Oh ja, das kann sie sicher gut. Macht immer einen auf sanft und lieb und grenzenlos verständnisvoll. Aber bei Steffen versteht sie keinen Spaß, das habe ich hören können, als ich die beiden beim Wäscheaufhängen belauscht habe.

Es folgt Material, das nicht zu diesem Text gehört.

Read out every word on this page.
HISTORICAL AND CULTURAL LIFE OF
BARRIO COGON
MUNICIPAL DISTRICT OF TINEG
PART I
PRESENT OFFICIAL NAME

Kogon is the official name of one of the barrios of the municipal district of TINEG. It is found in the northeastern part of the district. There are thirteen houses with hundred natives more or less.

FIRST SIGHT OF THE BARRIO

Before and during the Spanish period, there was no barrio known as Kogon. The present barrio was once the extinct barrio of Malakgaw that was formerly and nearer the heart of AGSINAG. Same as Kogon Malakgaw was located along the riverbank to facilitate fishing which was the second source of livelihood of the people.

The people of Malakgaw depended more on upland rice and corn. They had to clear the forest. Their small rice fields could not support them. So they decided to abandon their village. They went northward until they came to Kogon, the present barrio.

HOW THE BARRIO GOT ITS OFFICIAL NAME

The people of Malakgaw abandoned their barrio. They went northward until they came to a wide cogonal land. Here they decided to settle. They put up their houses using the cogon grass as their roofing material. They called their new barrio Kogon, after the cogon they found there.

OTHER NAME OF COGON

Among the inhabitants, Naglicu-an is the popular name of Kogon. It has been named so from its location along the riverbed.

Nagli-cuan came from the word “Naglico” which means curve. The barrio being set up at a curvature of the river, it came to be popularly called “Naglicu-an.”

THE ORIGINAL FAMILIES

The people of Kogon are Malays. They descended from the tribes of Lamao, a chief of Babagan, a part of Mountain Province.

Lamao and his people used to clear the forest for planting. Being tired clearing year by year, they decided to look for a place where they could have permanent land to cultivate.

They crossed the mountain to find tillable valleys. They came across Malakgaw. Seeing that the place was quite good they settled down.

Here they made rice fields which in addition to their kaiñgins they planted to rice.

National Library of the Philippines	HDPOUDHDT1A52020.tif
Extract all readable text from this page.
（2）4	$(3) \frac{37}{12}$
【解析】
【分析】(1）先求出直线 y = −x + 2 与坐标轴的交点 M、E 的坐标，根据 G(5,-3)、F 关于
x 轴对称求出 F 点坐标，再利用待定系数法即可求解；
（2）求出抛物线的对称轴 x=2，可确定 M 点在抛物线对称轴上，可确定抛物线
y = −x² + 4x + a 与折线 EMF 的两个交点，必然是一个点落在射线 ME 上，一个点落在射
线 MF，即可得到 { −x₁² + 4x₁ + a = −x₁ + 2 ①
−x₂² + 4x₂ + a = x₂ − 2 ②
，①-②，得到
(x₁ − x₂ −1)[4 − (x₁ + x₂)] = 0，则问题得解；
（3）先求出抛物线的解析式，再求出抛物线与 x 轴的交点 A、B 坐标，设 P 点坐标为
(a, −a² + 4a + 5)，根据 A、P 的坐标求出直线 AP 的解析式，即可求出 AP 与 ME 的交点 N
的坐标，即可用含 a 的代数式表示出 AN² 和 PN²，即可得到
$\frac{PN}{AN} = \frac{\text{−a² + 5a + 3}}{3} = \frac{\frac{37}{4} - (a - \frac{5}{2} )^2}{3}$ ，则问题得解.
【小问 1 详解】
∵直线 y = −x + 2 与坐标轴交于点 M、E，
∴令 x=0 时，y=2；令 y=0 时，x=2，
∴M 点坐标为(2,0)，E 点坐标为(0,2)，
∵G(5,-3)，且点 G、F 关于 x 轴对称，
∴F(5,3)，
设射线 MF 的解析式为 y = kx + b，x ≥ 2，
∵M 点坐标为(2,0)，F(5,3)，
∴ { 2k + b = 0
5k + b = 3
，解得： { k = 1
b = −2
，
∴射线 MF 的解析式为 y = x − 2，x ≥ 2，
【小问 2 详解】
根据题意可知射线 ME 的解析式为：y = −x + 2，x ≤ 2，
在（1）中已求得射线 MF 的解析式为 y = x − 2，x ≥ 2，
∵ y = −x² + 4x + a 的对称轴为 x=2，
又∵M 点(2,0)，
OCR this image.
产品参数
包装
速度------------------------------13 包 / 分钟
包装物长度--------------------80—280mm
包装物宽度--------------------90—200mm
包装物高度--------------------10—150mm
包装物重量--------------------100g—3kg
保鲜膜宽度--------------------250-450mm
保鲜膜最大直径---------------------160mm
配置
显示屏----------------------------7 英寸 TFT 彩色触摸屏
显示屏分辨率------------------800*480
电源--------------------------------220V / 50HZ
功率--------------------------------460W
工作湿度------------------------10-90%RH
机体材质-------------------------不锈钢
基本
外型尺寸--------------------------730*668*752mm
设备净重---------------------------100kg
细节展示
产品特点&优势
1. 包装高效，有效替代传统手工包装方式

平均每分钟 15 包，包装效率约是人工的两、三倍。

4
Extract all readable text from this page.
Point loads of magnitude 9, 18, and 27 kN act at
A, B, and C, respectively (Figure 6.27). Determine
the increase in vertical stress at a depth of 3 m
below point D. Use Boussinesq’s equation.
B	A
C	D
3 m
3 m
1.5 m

„Und was passiert, wenn wir nicht reden? Kannst mich ja nicht zwingen, oder?“

„Nein, das kann ich nicht“, entgegnet Steffen gelassen, doch ich sehe, dass seine Hände leicht zittern, als er seine Kaffeetasse zu sich zieht. „Das heißt aber nicht, dass ich es nicht versuche. Das muss ich, Fledermaus. Oder willst du, dass ich versetzt werde? Es gibt viele Dianas da draußen, glaub mir. Willst du noch eine hier haben?“

Um Himmels willen, nein, das will ich nicht. Aber erpressen lassen möchte ich mich auch nicht.

„Ich kann nichts dafür, dass ich euch gehört habe.“ Und erfahren habe, dass Steffen mich gerne adoptieren möchte. Jedenfalls hat er es angedeutet – und ab da sind meine Gedanken Amok gelaufen. Das Thema Familie ist für mich abgehakt, und er weiß das. Warum redet er dann so einen Mist?

„Richtig, das war unser Fehler, aber es ist nun mal geschehen, ich kann es nicht mehr ändern, Herrgott, also lass uns drüber sprechen! Stell mir Fragen, Roxy! Frag mich, was du dazu wissen willst, bitte!“

Verdutzt schaue ich zu ihm auf. Er wirkt blass unter seinem dunklen Dreitagebart und irgendwie hat er sich zu viel Gel in seine stacheligen Haare geklatscht, an deren Schläfen das erste Weiß aufblitzt wie kleine, drahtige Silberfäden. Ich soll ihm Fragen stellen? Es geht also gar nicht darum, dass er mich ausfragt, sondern es ist umgekehrt? Das kenne ich nicht. Sonst bin ich immer diejenige, die gelöchert wird.

„Ja, Roxy. Frag du mich, was dir dazu auf dem Herzen liegt. Ich antworte, so gut ich kann.“

Das ist neu – so neu, dass ich mich beinahe unbehaglich fühle. Ich will Steffen nicht in die Enge treiben, denn das habe ich oft genug selbst erlebt und weiß, wie mies man sich dann fühlt. Aber sollte ich die Chance nicht genau deshalb nutzen und ein Mal in meinem Leben auf die andere Seite treten?